Machado de Assis, portanto, é um grande exemplo resiliente. Neto de escravos, conseguiu transpor obstáculos para se torna o maior escritor brasileiro. Outro mestre da resiliência foi o músico Beethoven, que mesmo surdo conseguia compor obras-primas.

No passado, pensava-se que essas pessoas transpuseram três grandes barreiras e se tornaram tão inspiradoras por possuírem super-cérebros, invulneráveis. Entretanto, admitir que existe o humano invulnerável é desconsiderar toda a filosofia e toda a História. Portanto, resiliência e não a invencibilidade nos descreve melhor.

Claro, a resiliência não gera apenas feitos históricos. Pelo contrário, é posta à prova em situações frequentes e comuns a todos. Desde falar em público, mas também ao vivenciar o luto, estar inserido em crises nacionais ou locais e ao combater. Resilientes, durante estas circunstâncias, sofrerão menos e por tempo menor.

Situações estressantes causam várias reações que preparam nosso corpo e mente para a luta ou fuga. Preparar-se rapidamente para um confronto pode salvar; reconhecer hostilidade rapidamente e antever ameaças, idem. Porém, frequentemente, o que nos ameaça é uma crise de desenvolvimento complexo. Em ocasiões assim, raciocinar sobre o que está adiante e evitar ações intempestivas pode ser a melhor saída.

Saber lidar com os sentimentos é determinante para a resiliência. Uma habilidade psíquica, reconhecida como flexibilidade emocional, está fortemente correlacionada a essa peculiaridade, pois encerra nossa capacidade em aplicar os recursos emocionais quando necessário, e os conservar para outra ocasião, quando não houver mais demanda. Dessa forma, a flexibilidade emocional equilibra a excitação emocional com o desempenho cognitivo.

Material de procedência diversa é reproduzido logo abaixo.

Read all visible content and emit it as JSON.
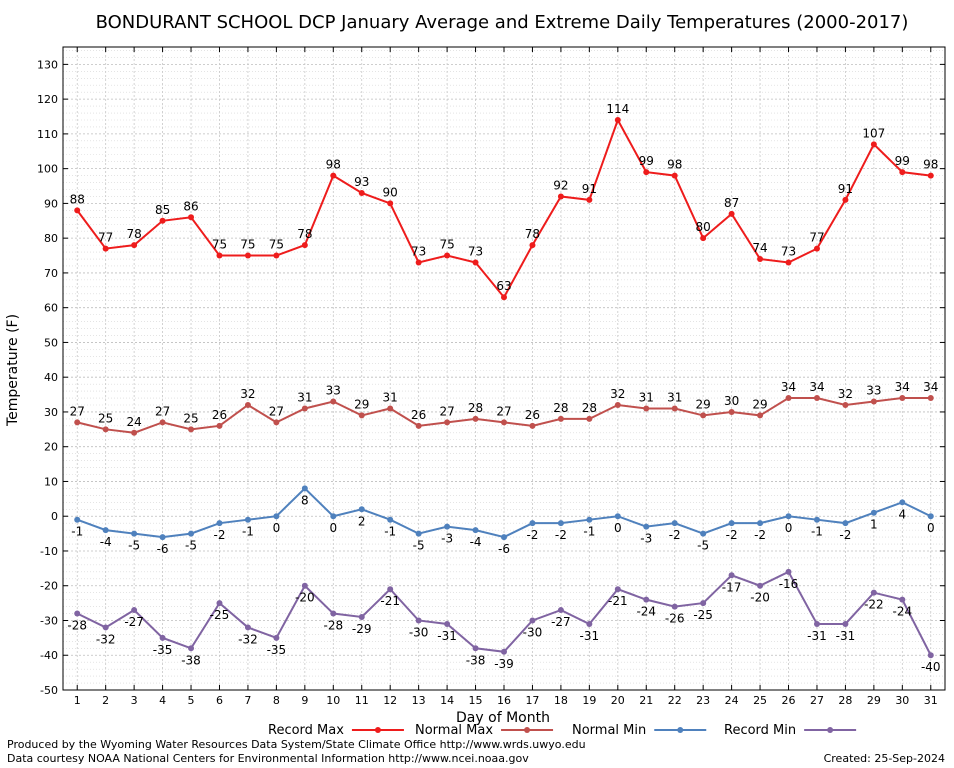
{
  "chart_data": {
    "type": "line",
    "title": "BONDURANT SCHOOL DCP January Average and Extreme Daily Temperatures (2000-2017)",
    "xlabel": "Day of Month",
    "ylabel": "Temperature (F)",
    "x": [
      1,
      2,
      3,
      4,
      5,
      6,
      7,
      8,
      9,
      10,
      11,
      12,
      13,
      14,
      15,
      16,
      17,
      18,
      19,
      20,
      21,
      22,
      23,
      24,
      25,
      26,
      27,
      28,
      29,
      30,
      31
    ],
    "xlim": [
      0.5,
      31.5
    ],
    "ylim": [
      -50,
      135
    ],
    "yticks": [
      -50,
      -40,
      -30,
      -20,
      -10,
      0,
      10,
      20,
      30,
      40,
      50,
      60,
      70,
      80,
      90,
      100,
      110,
      120,
      130
    ],
    "grid": true,
    "legend_position": "bottom",
    "series": [
      {
        "name": "Record Max",
        "color": "#ee1c1c",
        "values": [
          88,
          77,
          78,
          85,
          86,
          75,
          75,
          75,
          78,
          98,
          93,
          90,
          73,
          75,
          73,
          63,
          78,
          92,
          91,
          114,
          99,
          98,
          80,
          87,
          74,
          73,
          77,
          91,
          107,
          99,
          98
        ]
      },
      {
        "name": "Normal Max",
        "color": "#c0504d",
        "values": [
          27,
          25,
          24,
          27,
          25,
          26,
          32,
          27,
          31,
          33,
          29,
          31,
          26,
          27,
          28,
          27,
          26,
          28,
          28,
          32,
          31,
          31,
          29,
          30,
          29,
          34,
          34,
          32,
          33,
          34,
          34
        ]
      },
      {
        "name": "Normal Min",
        "color": "#4f81bd",
        "values": [
          -1,
          -4,
          -5,
          -6,
          -5,
          -2,
          -1,
          0,
          8,
          0,
          2,
          -1,
          -5,
          -3,
          -4,
          -6,
          -2,
          -2,
          -1,
          0,
          -3,
          -2,
          -5,
          -2,
          -2,
          0,
          -1,
          -2,
          1,
          4,
          0
        ]
      },
      {
        "name": "Record Min",
        "color": "#8064a2",
        "values": [
          -28,
          -32,
          -27,
          -35,
          -38,
          -25,
          -32,
          -35,
          -20,
          -28,
          -29,
          -21,
          -30,
          -31,
          -38,
          -39,
          -30,
          -27,
          -31,
          -21,
          -24,
          -26,
          -25,
          -17,
          -20,
          -16,
          -31,
          -31,
          -22,
          -24,
          -40
        ]
      }
    ]
  },
  "footer": {
    "produced_by": "Produced by the Wyoming Water Resources Data System/State Climate Office http://www.wrds.uwyo.edu",
    "courtesy": "Data courtesy NOAA National Centers for Environmental Information http://www.ncei.noaa.gov",
    "created": "Created:  25-Sep-2024"
  }
}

O que atribui pesos diferentes para a razão e para os sentimentos é o neurotransmissor noradrenalina. Essa molécula nos faz alertas, atentos e capazes de julgar. Porém, se estiver em níveis elevados, desliga todas essas funções e nos prepara para sermos extremos: lutar ou fugir. Portanto, a resiliência depende do volume de noradrenalina liberada no cérebro. Outro ponto: áreas cerebrais que provocam desconfortos psíquicos são mais seletivamente ativadas em pessoas resilientes. Isso indica que estas pessoas não se deixam incomodar por qualquer estímulo.

O cérebro é órgão central da nossa adaptação para o sempre mutável ambiente. Esse órgão regula nossas respostas, que eventualmente podem nos prejudicar. A resiliência evita que nos lesemos e que também não daremos de ombros às dificuldades. Pelo contrário, nos faz enfrentar para superar. Se não for possível, nos guia para a adaptação. O destino expresso em genes diz quem terá essa característica operacional. Porém, a infância protegida, a boa educação e suporte emocional a favorecem.

Os ensinamentos da filosofia estoica remetem a resiliência, pois o estoicismo ensina que não podemos controlar as sucessões de acontecimentos ao nosso redor e que não evitaremos as emoções relacionadas aos fatos. Mas podemos refletir sobre as emoções, suas causas e considerar as melhores reações.